UHB(北海道文化放送)が、札幌市清田区の公園にキツネが頻繁に姿を見せ始めたと報道した。普通の公園に野生のキツネが現われて、公園にいる人を威嚇している。かなり人なれしているように見えるのだが、東京では想像もつかない光景である。ここまで人に近づくと問題になるのは、寄生虫のエキノコックスである。キツネの糞に触れるなどして感染する危険性があるので注意を呼びかけている。

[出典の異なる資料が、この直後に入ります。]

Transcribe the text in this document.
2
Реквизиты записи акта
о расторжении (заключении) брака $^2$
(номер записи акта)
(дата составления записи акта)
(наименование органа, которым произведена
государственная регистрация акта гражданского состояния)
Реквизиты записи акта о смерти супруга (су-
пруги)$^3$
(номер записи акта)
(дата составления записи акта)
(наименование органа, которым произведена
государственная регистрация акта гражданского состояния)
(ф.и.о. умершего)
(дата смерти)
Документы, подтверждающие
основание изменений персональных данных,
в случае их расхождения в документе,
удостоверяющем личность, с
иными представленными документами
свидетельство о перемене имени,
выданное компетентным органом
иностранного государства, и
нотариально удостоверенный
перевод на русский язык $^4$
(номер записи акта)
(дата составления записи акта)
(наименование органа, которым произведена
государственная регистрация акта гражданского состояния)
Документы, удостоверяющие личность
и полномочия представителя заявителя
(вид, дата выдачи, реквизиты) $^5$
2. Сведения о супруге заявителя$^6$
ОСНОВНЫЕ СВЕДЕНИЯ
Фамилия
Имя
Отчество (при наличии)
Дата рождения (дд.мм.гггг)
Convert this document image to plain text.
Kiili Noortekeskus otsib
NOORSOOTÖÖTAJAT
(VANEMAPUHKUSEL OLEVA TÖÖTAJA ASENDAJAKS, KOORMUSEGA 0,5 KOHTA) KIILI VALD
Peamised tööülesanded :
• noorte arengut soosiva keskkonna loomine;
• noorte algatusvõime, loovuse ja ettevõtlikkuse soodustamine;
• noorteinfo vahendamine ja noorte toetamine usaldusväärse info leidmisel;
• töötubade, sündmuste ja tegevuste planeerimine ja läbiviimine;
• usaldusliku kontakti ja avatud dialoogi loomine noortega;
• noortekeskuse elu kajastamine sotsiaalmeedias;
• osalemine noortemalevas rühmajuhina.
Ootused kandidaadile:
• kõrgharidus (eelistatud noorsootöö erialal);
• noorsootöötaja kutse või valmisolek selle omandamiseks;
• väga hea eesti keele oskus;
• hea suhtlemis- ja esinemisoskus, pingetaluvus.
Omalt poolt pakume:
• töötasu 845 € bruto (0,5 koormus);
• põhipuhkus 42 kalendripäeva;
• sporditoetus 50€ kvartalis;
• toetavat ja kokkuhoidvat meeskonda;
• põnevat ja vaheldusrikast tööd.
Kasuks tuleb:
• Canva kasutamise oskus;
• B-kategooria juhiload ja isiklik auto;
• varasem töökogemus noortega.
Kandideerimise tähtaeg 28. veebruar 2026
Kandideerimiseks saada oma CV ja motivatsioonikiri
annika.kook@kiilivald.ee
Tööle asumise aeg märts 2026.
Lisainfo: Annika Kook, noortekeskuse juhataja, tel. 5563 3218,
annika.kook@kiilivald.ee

エキノコックスは、現在北海道でのみ見られる病気で、北海道保健福祉部の「動物由来感染症エキノコックス症かからないためのQ&A」によれば、エキノコックスは自然界ではキツネと野ネズミに寄生していて、家畜のブタやイヌにも寄生する。しかし、キツネやイヌには卵を作る成虫が寄生するが、野ネズミ、人、ブタでは寄生した幼虫が成虫になれず、卵を作ることもないので、これらから感染することはない。キツネに寄生していたエキノコックスの幼虫は成虫になって卵を産み、それが糞などについて人に感染する。
人の体内に入ったエキノコックスの卵は幼虫になるが、成虫になれず、卵を作ることもないため、この人から他の人に感染することはないということである。
しかし、エキノコックスの感染者はどの位存在するのだろうか。北海道感染症情報センターがエキノコックス症のデータを公開しているので時系列に整理して表にしてみた。
エキノコックス症報告数は以下のように推移している。
1999年: 8
2000年:21
2001年:13
2002年: 9
2003年:18
2004年:25
2005年:18
2006年:19
2007年:22
2008年:22
2009年:24
2010年:18
2011年:21
2012年:15
2013年:18
2014年:26
2015年:23
2016年:27
2017年:17(第31週まで)
ほぼ毎年20件前後で推移している。増加傾向でも、減少傾向でもない。注意を怠らなければ防げるということだろう。